The impressions of nature, and the feelings Magnhild might otherwise have experienced during this journey away from the griefs of many years, over the first miles, as it were, of a new career in the sumptuous traveling carriage of the friend of her childhood,—all were lulled into a weary, vapid drowsiness. Her daily life had been for years one monotonous routine, so that the emotions of a single evening had completely exhausted her strength. She longed now for nothing so much as for a bed. And Rönnaug, bent on fully carrying out the wonders of contrast, was not content with traveling in her own carriage with two horses (when the ascent began she would have four), she wanted also to sleep in one of the guest-beds at the post-station where she had once served. This wish was gratified, and three hours' sleep was taken by them all. The hostess recognized Rönnaug, but as she was a person Rönnaug had not liked, there was no conversation between them.
After they had slept, eaten, and settled their account, Rönnaug felt a desire to write something with her own hand in the traveler's register. That was indeed too amusing. She read what was last written there, as follows: "Two persons, one horse, change for the next station," and on the margin was added,—
"Birds encountered us two, tweewhitt!
'With us to tarry, think you, tweewhitt?'
"'We plan, we reason, no more, tra-ra!
Each other we adore, tra-ra!'"
"What nonsense was this?" The rest of the party must see: it was translated into English for Betsy Roland. Now they remembered that as they drove into the station they had seen a carriage, with a gentleman and lady in it, driving quickly past them up the road. The gentleman had turned his face away, as though he did not wish to be seen; the lady was closely veiled.
They were still talking of this when they sat in the carriage and drove away, while all the people at the station had assembled to watch them. The travelers concluded that the verses must have been written by some happy new-married couple; and Magnhild, by one of those trains of thought which cannot be accounted for, called to mind the young couple, the gentleman in morocco slippers, and the lady with her hair so strangely done up, she had met at the next station, on her own wedding trip. This led her to recall her own wedding, then to think of what she had gone through in all these years, and of how aimless her whole life was,—aimless whether she looked into the past or into the future.

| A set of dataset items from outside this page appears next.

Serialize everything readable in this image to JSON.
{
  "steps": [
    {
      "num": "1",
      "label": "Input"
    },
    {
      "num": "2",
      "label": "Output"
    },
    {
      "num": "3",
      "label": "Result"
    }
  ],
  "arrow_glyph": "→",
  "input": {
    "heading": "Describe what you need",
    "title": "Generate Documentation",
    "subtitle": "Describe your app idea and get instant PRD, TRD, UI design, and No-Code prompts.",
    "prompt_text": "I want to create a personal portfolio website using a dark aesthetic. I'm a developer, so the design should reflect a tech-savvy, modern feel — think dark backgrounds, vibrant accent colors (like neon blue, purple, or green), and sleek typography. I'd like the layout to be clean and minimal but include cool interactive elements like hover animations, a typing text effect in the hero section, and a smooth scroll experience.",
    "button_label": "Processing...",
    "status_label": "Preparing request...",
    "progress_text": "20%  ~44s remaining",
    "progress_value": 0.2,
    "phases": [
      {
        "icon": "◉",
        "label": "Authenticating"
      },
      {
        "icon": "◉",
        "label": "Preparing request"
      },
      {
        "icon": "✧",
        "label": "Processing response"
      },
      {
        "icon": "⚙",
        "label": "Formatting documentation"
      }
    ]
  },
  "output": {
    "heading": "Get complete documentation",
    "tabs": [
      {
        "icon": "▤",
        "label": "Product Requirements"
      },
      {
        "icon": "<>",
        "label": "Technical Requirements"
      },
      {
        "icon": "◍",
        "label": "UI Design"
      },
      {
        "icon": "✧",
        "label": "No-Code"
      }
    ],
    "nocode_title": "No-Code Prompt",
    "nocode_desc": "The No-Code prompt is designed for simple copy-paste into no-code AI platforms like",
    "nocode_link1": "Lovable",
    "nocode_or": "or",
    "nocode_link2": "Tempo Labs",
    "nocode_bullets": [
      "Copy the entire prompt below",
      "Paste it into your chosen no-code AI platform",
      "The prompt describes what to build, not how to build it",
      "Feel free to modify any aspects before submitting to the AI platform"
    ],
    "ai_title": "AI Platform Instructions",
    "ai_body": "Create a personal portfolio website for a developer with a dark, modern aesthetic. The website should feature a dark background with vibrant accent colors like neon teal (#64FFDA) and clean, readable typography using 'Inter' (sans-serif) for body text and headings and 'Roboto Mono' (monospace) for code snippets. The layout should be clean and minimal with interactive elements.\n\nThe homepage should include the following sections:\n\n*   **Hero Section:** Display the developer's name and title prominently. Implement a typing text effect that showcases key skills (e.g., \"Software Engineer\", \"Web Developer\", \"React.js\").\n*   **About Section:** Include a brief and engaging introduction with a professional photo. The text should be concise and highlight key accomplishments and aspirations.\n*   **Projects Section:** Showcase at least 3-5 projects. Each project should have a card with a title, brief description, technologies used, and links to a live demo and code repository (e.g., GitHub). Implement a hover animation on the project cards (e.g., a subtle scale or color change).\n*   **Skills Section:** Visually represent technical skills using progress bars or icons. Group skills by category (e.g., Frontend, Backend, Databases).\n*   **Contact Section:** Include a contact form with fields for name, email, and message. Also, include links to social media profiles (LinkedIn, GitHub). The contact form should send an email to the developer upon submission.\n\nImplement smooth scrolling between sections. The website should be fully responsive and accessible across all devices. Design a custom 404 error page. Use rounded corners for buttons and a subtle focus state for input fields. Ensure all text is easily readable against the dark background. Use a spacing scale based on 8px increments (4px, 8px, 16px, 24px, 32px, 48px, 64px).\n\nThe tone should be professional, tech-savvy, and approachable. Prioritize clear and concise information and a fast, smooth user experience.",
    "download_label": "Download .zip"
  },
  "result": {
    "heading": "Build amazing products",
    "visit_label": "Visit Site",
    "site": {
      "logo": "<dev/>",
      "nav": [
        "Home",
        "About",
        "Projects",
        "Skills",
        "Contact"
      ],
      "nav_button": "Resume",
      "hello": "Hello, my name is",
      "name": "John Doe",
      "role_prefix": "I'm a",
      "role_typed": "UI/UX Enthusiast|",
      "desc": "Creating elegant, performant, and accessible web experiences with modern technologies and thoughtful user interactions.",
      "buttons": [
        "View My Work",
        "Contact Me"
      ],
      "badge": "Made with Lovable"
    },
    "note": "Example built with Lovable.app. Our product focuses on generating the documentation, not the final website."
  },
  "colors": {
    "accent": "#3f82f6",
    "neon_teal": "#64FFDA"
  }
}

Day had meanwhile dawned in wondrous beauty. The sun had risen above the lofty mountains. The valley, although narrow, was so situated that it was thoroughly illumined by the sunshine. The stream now flowed in a narrower, more rocky bed, was white with foam where struggles arose, grass-green where they ceased, blue where there were overhanging shadows, and gray where the water formed eddies over a clay bottom. The grass here was filled with stubble, farther up it was studded with yellow cowslips, the largest they had ever seen.
The peaks of the mountains sparkled, the dark pine forest in the bosom and lap of the chain displayed such a wealth of luxuriance, that whoever viewed it aright must inevitably be refreshed. Close by the road-side grew deciduous trees, for here the pines had been cut down, yet ever and anon they pushed their way triumphantly forth from their vigorous headquarters in the background. The road was free from dust. On the outskirts of the forest grew mountain flowers, all glittering with the last dew-drops of the day.
The travelers had the carriage stop that they might pluck some of the flowers; and then they sat in the grass and amused the child with them; they wove garlands and twined them about the little one. A short distance farther up, where the stream had sunk so far beneath them that its roar had ceased to sound above all else, they heard the jubilant song of birds. The thrush, singly and in groups, swung from tree to tree, and its vigorous chirping had a cheering tone. A startled wood-grouse, with strong wing-beats, flew shrieking among the branches. A dog who followed the horses set chase to the red grouse; they shrieked, flapped their wings, hid in the heather, shrieked, started up again and sought a circuitous way back. They must have nests here. There was also a rich growth of birch round about this little heath.
"Ah, how I have longed for this journey! And Charles, who gave it to me!" The tears stood in Rönnaug's eyes, but she brushed them away, after she had kissed her child. "No, no tears. Why should there be any?"